Gregg Toland

Categories: Entertainment
    • Born: May 29, 1904
    • Died: September 28, 1948, of a coronary thrombosis
    • Height: 5'1"
    • Parents: Jennie and Frank Toland
    • Was an office boy at William Fox Studios at the age of 15
    • The youngest cameraman in Hollywood during the 1930s
    • Earned as much as $200,000 over a three year period
  • Gregg Toland was an influential Hollywood cinematographer during the 1930s and '40s. He was nominated for five Oscars, with a win in 1940 for his work on William Wyler's Wuthering Heights.
  • Creative Freedom on Citizen Kane

    Toland preferred to take jobs that allowed him to experiment with different styles of photography. Orson Welles encouraged him to be creative during production of Citizen Kane, and the two are widely credited with popularizing the use of deep focus photography, which uses lighting techniques to keep several elements of the frame in focus at the same time.

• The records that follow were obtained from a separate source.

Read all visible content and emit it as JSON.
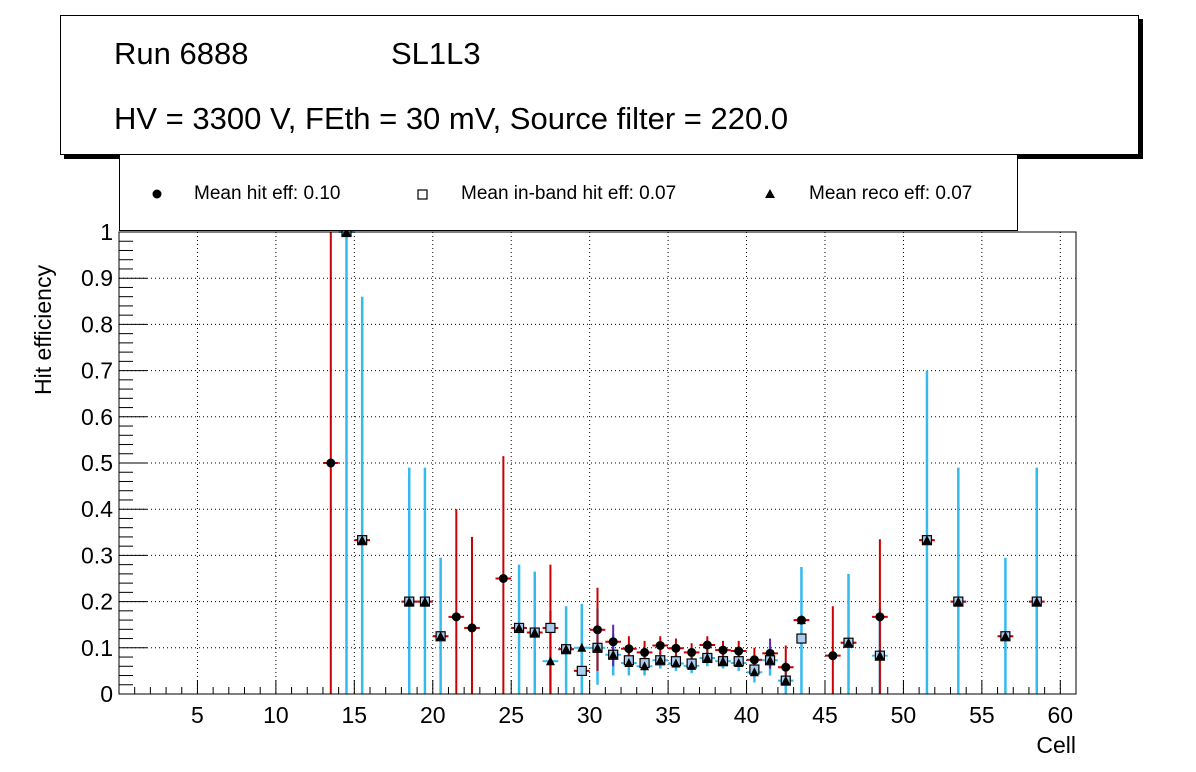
{
  "header": {
    "run": "Run 6888",
    "layer": "SL1L3",
    "conditions": "HV = 3300 V, FEth = 30 mV, Source filter = 220.0"
  },
  "legend": {
    "hit": "Mean hit  eff: 0.10",
    "inband": "Mean in-band hit eff: 0.07",
    "reco": "Mean reco eff: 0.07"
  },
  "colors": {
    "hit_error": "#cc0000",
    "reco_error": "#33bbee",
    "inband_fill": "#aaccee",
    "overlap_error": "#6622aa",
    "marker": "#000000"
  },
  "chart_data": {
    "type": "scatter",
    "xlabel": "Cell",
    "ylabel": "Hit efficiency",
    "xlim": [
      0,
      61
    ],
    "ylim": [
      0,
      1
    ],
    "xticks": [
      5,
      10,
      15,
      20,
      25,
      30,
      35,
      40,
      45,
      50,
      55,
      60
    ],
    "yticks": [
      0,
      0.1,
      0.2,
      0.3,
      0.4,
      0.5,
      0.6,
      0.7,
      0.8,
      0.9,
      1
    ],
    "ytick_labels": [
      "0",
      "0.1",
      "0.2",
      "0.3",
      "0.4",
      "0.5",
      "0.6",
      "0.7",
      "0.8",
      "0.9",
      "1"
    ],
    "grid": true,
    "series": [
      {
        "name": "Mean hit  eff: 0.10",
        "marker": "circle",
        "points": [
          {
            "x": 13.5,
            "y": 0.5,
            "lo": 0.0,
            "hi": 1.0
          },
          {
            "x": 15.5,
            "y": 0.333
          },
          {
            "x": 18.5,
            "y": 0.2
          },
          {
            "x": 19.5,
            "y": 0.2
          },
          {
            "x": 20.5,
            "y": 0.125
          },
          {
            "x": 21.5,
            "y": 0.167,
            "lo": 0.0,
            "hi": 0.4
          },
          {
            "x": 22.5,
            "y": 0.143,
            "lo": 0.0,
            "hi": 0.34
          },
          {
            "x": 24.5,
            "y": 0.25,
            "lo": 0.0,
            "hi": 0.515
          },
          {
            "x": 25.5,
            "y": 0.143
          },
          {
            "x": 26.5,
            "y": 0.133
          },
          {
            "x": 27.5,
            "y": 0.143,
            "lo": 0.0,
            "hi": 0.28
          },
          {
            "x": 28.5,
            "y": 0.097
          },
          {
            "x": 29.5,
            "y": 0.05
          },
          {
            "x": 30.5,
            "y": 0.139,
            "lo": 0.05,
            "hi": 0.23
          },
          {
            "x": 31.5,
            "y": 0.113,
            "lo": 0.06,
            "hi": 0.15
          },
          {
            "x": 32.5,
            "y": 0.098,
            "lo": 0.07,
            "hi": 0.125
          },
          {
            "x": 33.5,
            "y": 0.09,
            "lo": 0.065,
            "hi": 0.115
          },
          {
            "x": 34.5,
            "y": 0.105,
            "lo": 0.085,
            "hi": 0.125
          },
          {
            "x": 35.5,
            "y": 0.099,
            "lo": 0.08,
            "hi": 0.12
          },
          {
            "x": 36.5,
            "y": 0.09,
            "lo": 0.07,
            "hi": 0.11
          },
          {
            "x": 37.5,
            "y": 0.106,
            "lo": 0.085,
            "hi": 0.125
          },
          {
            "x": 38.5,
            "y": 0.095,
            "lo": 0.075,
            "hi": 0.115
          },
          {
            "x": 39.5,
            "y": 0.093,
            "lo": 0.07,
            "hi": 0.115
          },
          {
            "x": 40.5,
            "y": 0.074,
            "lo": 0.05,
            "hi": 0.1
          },
          {
            "x": 41.5,
            "y": 0.088,
            "lo": 0.055,
            "hi": 0.12
          },
          {
            "x": 42.5,
            "y": 0.058,
            "lo": 0.02,
            "hi": 0.105
          },
          {
            "x": 43.5,
            "y": 0.16
          },
          {
            "x": 45.5,
            "y": 0.083,
            "lo": 0.0,
            "hi": 0.19
          },
          {
            "x": 46.5,
            "y": 0.111
          },
          {
            "x": 48.5,
            "y": 0.167,
            "lo": 0.0,
            "hi": 0.335
          },
          {
            "x": 51.5,
            "y": 0.333
          },
          {
            "x": 53.5,
            "y": 0.2
          },
          {
            "x": 56.5,
            "y": 0.125
          },
          {
            "x": 58.5,
            "y": 0.2
          }
        ]
      },
      {
        "name": "Mean in-band hit eff: 0.07",
        "marker": "open-square",
        "points": [
          {
            "x": 14.5,
            "y": 1.0
          },
          {
            "x": 15.5,
            "y": 0.333
          },
          {
            "x": 18.5,
            "y": 0.2
          },
          {
            "x": 19.5,
            "y": 0.2
          },
          {
            "x": 20.5,
            "y": 0.125
          },
          {
            "x": 25.5,
            "y": 0.143
          },
          {
            "x": 26.5,
            "y": 0.133
          },
          {
            "x": 27.5,
            "y": 0.143
          },
          {
            "x": 28.5,
            "y": 0.097
          },
          {
            "x": 29.5,
            "y": 0.05
          },
          {
            "x": 30.5,
            "y": 0.1
          },
          {
            "x": 31.5,
            "y": 0.085
          },
          {
            "x": 32.5,
            "y": 0.073
          },
          {
            "x": 33.5,
            "y": 0.067
          },
          {
            "x": 34.5,
            "y": 0.073
          },
          {
            "x": 35.5,
            "y": 0.071
          },
          {
            "x": 36.5,
            "y": 0.066
          },
          {
            "x": 37.5,
            "y": 0.078
          },
          {
            "x": 38.5,
            "y": 0.071
          },
          {
            "x": 39.5,
            "y": 0.071
          },
          {
            "x": 40.5,
            "y": 0.053
          },
          {
            "x": 41.5,
            "y": 0.073
          },
          {
            "x": 42.5,
            "y": 0.029
          },
          {
            "x": 43.5,
            "y": 0.12
          },
          {
            "x": 46.5,
            "y": 0.111
          },
          {
            "x": 48.5,
            "y": 0.083
          },
          {
            "x": 51.5,
            "y": 0.333
          },
          {
            "x": 53.5,
            "y": 0.2
          },
          {
            "x": 56.5,
            "y": 0.125
          },
          {
            "x": 58.5,
            "y": 0.2
          }
        ]
      },
      {
        "name": "Mean reco eff: 0.07",
        "marker": "triangle",
        "points": [
          {
            "x": 14.5,
            "y": 1.0,
            "lo": 0.0,
            "hi": 1.0
          },
          {
            "x": 15.5,
            "y": 0.333,
            "lo": 0.0,
            "hi": 0.86
          },
          {
            "x": 18.5,
            "y": 0.2,
            "lo": 0.0,
            "hi": 0.49
          },
          {
            "x": 19.5,
            "y": 0.2,
            "lo": 0.0,
            "hi": 0.49
          },
          {
            "x": 20.5,
            "y": 0.125,
            "lo": 0.0,
            "hi": 0.295
          },
          {
            "x": 25.5,
            "y": 0.143,
            "lo": 0.0,
            "hi": 0.28
          },
          {
            "x": 26.5,
            "y": 0.133,
            "lo": 0.0,
            "hi": 0.265
          },
          {
            "x": 27.5,
            "y": 0.071,
            "lo": 0.0,
            "hi": 0.18
          },
          {
            "x": 28.5,
            "y": 0.097,
            "lo": 0.0,
            "hi": 0.19
          },
          {
            "x": 29.5,
            "y": 0.1,
            "lo": 0.0,
            "hi": 0.195
          },
          {
            "x": 30.5,
            "y": 0.1,
            "lo": 0.02,
            "hi": 0.185
          },
          {
            "x": 31.5,
            "y": 0.085,
            "lo": 0.04,
            "hi": 0.13
          },
          {
            "x": 32.5,
            "y": 0.067,
            "lo": 0.04,
            "hi": 0.095
          },
          {
            "x": 33.5,
            "y": 0.06,
            "lo": 0.04,
            "hi": 0.085
          },
          {
            "x": 34.5,
            "y": 0.073,
            "lo": 0.055,
            "hi": 0.09
          },
          {
            "x": 35.5,
            "y": 0.066,
            "lo": 0.05,
            "hi": 0.085
          },
          {
            "x": 36.5,
            "y": 0.061,
            "lo": 0.045,
            "hi": 0.08
          },
          {
            "x": 37.5,
            "y": 0.078,
            "lo": 0.06,
            "hi": 0.095
          },
          {
            "x": 38.5,
            "y": 0.071,
            "lo": 0.055,
            "hi": 0.09
          },
          {
            "x": 39.5,
            "y": 0.067,
            "lo": 0.05,
            "hi": 0.09
          },
          {
            "x": 40.5,
            "y": 0.047,
            "lo": 0.025,
            "hi": 0.07
          },
          {
            "x": 41.5,
            "y": 0.073,
            "lo": 0.04,
            "hi": 0.105
          },
          {
            "x": 42.5,
            "y": 0.029,
            "lo": 0.0,
            "hi": 0.07
          },
          {
            "x": 43.5,
            "y": 0.16,
            "lo": 0.0,
            "hi": 0.275
          },
          {
            "x": 46.5,
            "y": 0.111,
            "lo": 0.0,
            "hi": 0.26
          },
          {
            "x": 48.5,
            "y": 0.083,
            "lo": 0.0,
            "hi": 0.185
          },
          {
            "x": 51.5,
            "y": 0.333,
            "lo": 0.0,
            "hi": 0.7
          },
          {
            "x": 53.5,
            "y": 0.2,
            "lo": 0.0,
            "hi": 0.49
          },
          {
            "x": 56.5,
            "y": 0.125,
            "lo": 0.0,
            "hi": 0.295
          },
          {
            "x": 58.5,
            "y": 0.2,
            "lo": 0.0,
            "hi": 0.49
          }
        ]
      }
    ]
  }
}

    Toland designed the cameras and lenses used on the film himself, closed the aperture and used very bright light and fast film stock to achieve the effect.

    At the time of his death in the late 1940s, Toland was in development of an "ultimate focus" lens, which would make sharp focus and depth of field more manageable on set.

    Toland said that working on Citizen Kane was "the most exciting professional adventure of [his] career."